Phelps beat Cavic in the 'touch seen 'round the world' and they go at again Friday.
Michael Phelps swims the last individual event of his incomparable career Friday night. Among those he will face in the 100-meter butterfly is the man who dared to try and draw a mustache on Phelps' Mona Lisa performance in Beijing, Milorad Cavic.
You remember that race. Phelps, going for the seventh of his record eight gold medals, desperately churning from behind. Cavic, having brazenly stared down Phelps before the start, tenaciously holding on to what looked like one of the greatest upsets in Olympic history.

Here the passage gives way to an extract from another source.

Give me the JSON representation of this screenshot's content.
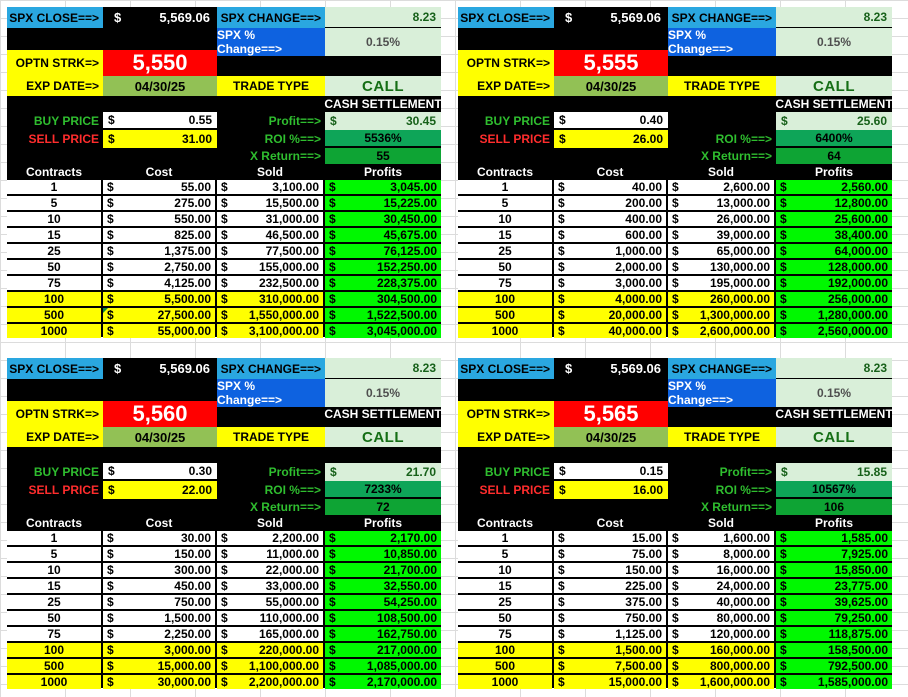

Only it wasn't. The scoreboard told a truth that the naked eye could not discern: In the final stroke of the race, Phelps somehow hit the wall first (or hardest) to beat Cavic by a single one-hundredth of a second.
If Phelps' great eight golds was the finest achievement in Olympic history, this was the most memorable of those races.
Hoping for a second act that comes close to the first is a bit much to ask. But Cavic, seeded fourth this Games to Phelps' first and doing considerably less talking than in China four years ago, will give it a shot.
"I'm four years older, have a lot less hair on my head and have a back operation behind me," Cavic told Yahoo! Sports. "I'm pretty lucky to be here. But I'm ready to do my best, and if I win a medal I think I'll be the first-ever guy to win a medal after a back operation."
After enduring back pain so severe that he couldn't tie his own shoes or dry off his lower legs after swimming, Cavic had surgery on a herniated disc in 2010. After being out a year, he was a shell of his former self at the 2011 world championships in Shanghai. But he reunited with his old coach at California, Mike Bottom, who is now at Michigan, and began putting the pieces back together in 2012.
In the European championships in the spring, Cavic swam a 51.45-second 100 butterfly that signaled his return to contender status. He turned in a 51.66 in the semifinals of the event here in London, and may just be saving up for a shot at the king in the final.
But with Phelps burning a 50.82 leg in the semis, followed by South African 200-meter winner Chad le Clos (51.42) and American Tyler McGill (51.61), the sprinty Cavic will have to find some staying power.
It's almost certain that Cavic will be first at the 50-meter turn, perhaps with McGill closest to him. From there you can expect Phelps to turn in a patented back-half rush along with le Clos, who is more suited to the 200 fly than the 100.
Phelps looked impossible to beat in the semifinals on Thursday night, but he remembers how close he came to losing to Cavic four years ago in this event.
"Hopefully I'm not as far behind this time."